Me Stéphane Harvey. Source: Site web de Blanchard Avocats inc.
Me Stéphane Harvey. Source: Site web de Blanchard Avocats inc.
Me Stéphane Harvey vient de remporter une autre partie de la bataille juridique face au Conseil de discipline du Barreau.

Le Conseil a rejeté en effet la demande verbale de l’avocate du syndic
présentée le 12 septembre dernier d’ordonner la radiation provisoire immédiate de l’intimé, Me Stéphane Harvey.

Cet avocat reconnu coupable, en avril dernier, de 10 chefs d’infraction en lien notamment avec le fait d’avoir pigé dans le compte en fidéicommis d’un client.

De plus, le Conseil accepte que Me Harvey soit entendu sur sa requête en arrêt des procédures. La syndic ad hoc estimait l’irrecevabilité de la demande de bene esse en arrêt des procédures de type Babos.

« Une excellente nouvelle », a lancé Me Harvey, joint au téléphone par Droit-inc, quelques minutes après que la décision ait été rendue.

Me Harvey est représenté par Mes William Noonan et Samuel Cozak.

Le débat pourra donc se poursuivre, les deux parties ayant été convoquées vendredi, le 7 octobre, en début d’après-midi.

En contrepartie, le Conseil a accueilli la demande du syndic adjoint en irrecevabilité de la demande déclinatoire de Me Harvey qui remet en doute la compétence du Conseil estimant qu’il n’avait pas juridiction pour le juger.

Me Nathalie Lavoie. Photo : Site web de BCF
Me Nathalie Lavoie. Photo : Site web de BCF
Me Nathalie Lavoie, syndic ad hoc, mentionne qu’il reste donc au Conseil à disposer de l’argument soulevé par Me Harvey et tenir pour avéré que l’ancien secrétaire du Conseil de discipline du Barreau du Québec, Me Martin Hovington a : « Forgé un faux document. Utilisé ce faux document. Rendu un faux témoignage et a mis en place un stratagème frauduleux pour sauver le dossier d’une irrégularité fatale ».

Elle ajoute que bien que la tentation soit forte d’entreprendre un débat pour contester les allégations de Me Harvey, l’audience en cours n’est pas le forum approprié pour faire la lumière au sujet de ces « graves reproches ».

« Même s’il était démontré la véracité de ces reproches, ceux-ci ne sauraient conduire à un arrêt des procédures », peut-on lire dans la décision d’une trentaine de pages.

Une question de droit

Avec sa demande déclinatoire, Me Harvey visait à démontrer que le fait d’avoir « falsifié un document » , celui de « Désignation des membres », était contraire à l’éthique du droit au point où le Conseil devait reconnaître qu’il n’avait pas juridiction pour le condamner. L’avocat souligne que le Conseil a été formé en ne respectant pas le Code des professions.

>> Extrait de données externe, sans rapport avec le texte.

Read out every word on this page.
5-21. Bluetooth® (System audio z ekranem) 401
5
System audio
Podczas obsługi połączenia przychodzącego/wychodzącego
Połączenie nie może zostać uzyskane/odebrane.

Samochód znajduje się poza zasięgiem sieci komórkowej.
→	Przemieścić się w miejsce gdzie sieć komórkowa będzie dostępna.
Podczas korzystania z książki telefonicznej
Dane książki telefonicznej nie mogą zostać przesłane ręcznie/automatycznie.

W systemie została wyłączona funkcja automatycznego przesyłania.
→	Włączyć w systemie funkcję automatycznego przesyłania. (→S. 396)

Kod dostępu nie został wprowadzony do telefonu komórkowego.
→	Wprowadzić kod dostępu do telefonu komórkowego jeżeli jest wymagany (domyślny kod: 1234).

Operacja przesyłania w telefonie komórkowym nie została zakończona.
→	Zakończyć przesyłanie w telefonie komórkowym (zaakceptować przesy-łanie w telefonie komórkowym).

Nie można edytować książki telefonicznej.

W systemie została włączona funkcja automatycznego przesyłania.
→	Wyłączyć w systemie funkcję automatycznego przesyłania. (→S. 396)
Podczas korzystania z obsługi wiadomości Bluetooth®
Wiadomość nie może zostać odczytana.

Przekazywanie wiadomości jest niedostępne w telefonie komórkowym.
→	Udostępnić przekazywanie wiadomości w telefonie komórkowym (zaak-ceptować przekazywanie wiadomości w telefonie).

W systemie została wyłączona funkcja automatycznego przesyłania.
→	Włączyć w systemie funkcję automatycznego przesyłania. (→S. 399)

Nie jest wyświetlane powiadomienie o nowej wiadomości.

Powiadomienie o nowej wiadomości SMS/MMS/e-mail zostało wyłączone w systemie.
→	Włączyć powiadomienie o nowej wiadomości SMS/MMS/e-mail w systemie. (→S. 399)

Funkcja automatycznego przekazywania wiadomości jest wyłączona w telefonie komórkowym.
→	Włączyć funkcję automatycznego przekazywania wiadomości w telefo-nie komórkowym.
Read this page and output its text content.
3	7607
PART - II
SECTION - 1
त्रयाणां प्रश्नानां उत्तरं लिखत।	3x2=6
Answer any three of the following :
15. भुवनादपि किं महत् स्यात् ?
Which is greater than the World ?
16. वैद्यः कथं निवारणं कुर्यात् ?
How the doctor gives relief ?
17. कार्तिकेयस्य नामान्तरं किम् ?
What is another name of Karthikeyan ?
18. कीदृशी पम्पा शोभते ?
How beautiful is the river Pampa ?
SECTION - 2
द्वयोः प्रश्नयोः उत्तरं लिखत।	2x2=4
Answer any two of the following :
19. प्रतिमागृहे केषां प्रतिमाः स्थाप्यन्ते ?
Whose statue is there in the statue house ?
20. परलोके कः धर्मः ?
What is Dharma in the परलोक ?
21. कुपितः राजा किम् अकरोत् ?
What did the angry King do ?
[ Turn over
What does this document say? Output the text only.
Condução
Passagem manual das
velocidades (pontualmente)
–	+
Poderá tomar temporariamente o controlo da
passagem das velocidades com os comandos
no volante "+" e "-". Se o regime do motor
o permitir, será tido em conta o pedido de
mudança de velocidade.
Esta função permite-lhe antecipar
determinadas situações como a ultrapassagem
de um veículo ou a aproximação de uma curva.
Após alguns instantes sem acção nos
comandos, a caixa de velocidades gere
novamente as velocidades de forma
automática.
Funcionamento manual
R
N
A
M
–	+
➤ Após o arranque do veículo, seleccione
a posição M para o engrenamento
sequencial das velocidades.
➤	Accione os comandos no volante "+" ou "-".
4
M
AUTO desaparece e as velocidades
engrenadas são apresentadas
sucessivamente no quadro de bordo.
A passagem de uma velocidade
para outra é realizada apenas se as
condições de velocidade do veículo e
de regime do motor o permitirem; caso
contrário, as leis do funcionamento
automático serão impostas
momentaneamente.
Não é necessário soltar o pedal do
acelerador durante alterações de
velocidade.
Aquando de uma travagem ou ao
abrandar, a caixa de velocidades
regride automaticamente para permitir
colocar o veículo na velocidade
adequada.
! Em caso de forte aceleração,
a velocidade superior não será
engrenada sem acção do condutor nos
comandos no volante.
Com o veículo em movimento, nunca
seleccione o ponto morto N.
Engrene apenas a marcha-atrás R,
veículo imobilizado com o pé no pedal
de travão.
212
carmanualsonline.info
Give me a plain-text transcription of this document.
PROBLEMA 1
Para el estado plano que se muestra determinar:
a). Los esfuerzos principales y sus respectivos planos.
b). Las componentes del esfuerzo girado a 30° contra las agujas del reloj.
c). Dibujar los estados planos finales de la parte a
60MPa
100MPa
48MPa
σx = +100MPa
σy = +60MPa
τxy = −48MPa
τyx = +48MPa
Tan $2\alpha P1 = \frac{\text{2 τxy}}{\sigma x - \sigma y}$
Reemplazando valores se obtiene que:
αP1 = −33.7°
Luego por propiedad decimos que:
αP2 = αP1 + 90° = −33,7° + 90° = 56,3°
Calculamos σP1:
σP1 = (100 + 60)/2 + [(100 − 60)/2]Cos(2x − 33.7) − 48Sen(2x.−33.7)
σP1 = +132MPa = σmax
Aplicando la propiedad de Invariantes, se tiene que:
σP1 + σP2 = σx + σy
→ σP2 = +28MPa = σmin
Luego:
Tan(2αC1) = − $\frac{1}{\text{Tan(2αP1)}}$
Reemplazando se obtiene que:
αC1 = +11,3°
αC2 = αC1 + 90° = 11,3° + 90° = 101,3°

Me Lavoie répond que l’élément central de la position de Me Harvey à savoir si les membres ont été choisis en vertu du Code des professions n’est pas une question de fait, précisément, mais bien une question de droit puisqu’elle touche l’interprétation de l’article 138 du Code des professions.

Pour l’avocate du syndic adjoint, la prétention de Me Harvey selon laquelle le choix des membres n’aurait pas été exercé par le Secrétaire du Conseil est une affirmation sans fondement qui découle uniquement de sa prétention suivant laquelle ce choix s’effectue par la signature du document intitulé « Désignation des membres ». En soutenant cette position, il « fait dire à l’article 138 du Code des professions ce qu’il ne dit pas ».

Rappelons que Me Stéphane Harvey a embauché un spécialiste en informatique qui a analysé le document « Désignation des membres » pour conclure que « les métadonnées liées au document PDF indiquent sans conteste que le document est créé le 20 juillet 2022 à 9h21 et 44 secondes », assure Simon Lavallée de la firme H2E.

Le Conseil doit expliquer pourquoi la date dudit document indique le 23 septembre 2021.

Me Harvey a également obtenu le droit de la Cour supérieure d’être entendu avant que soit prononcé une décision finale.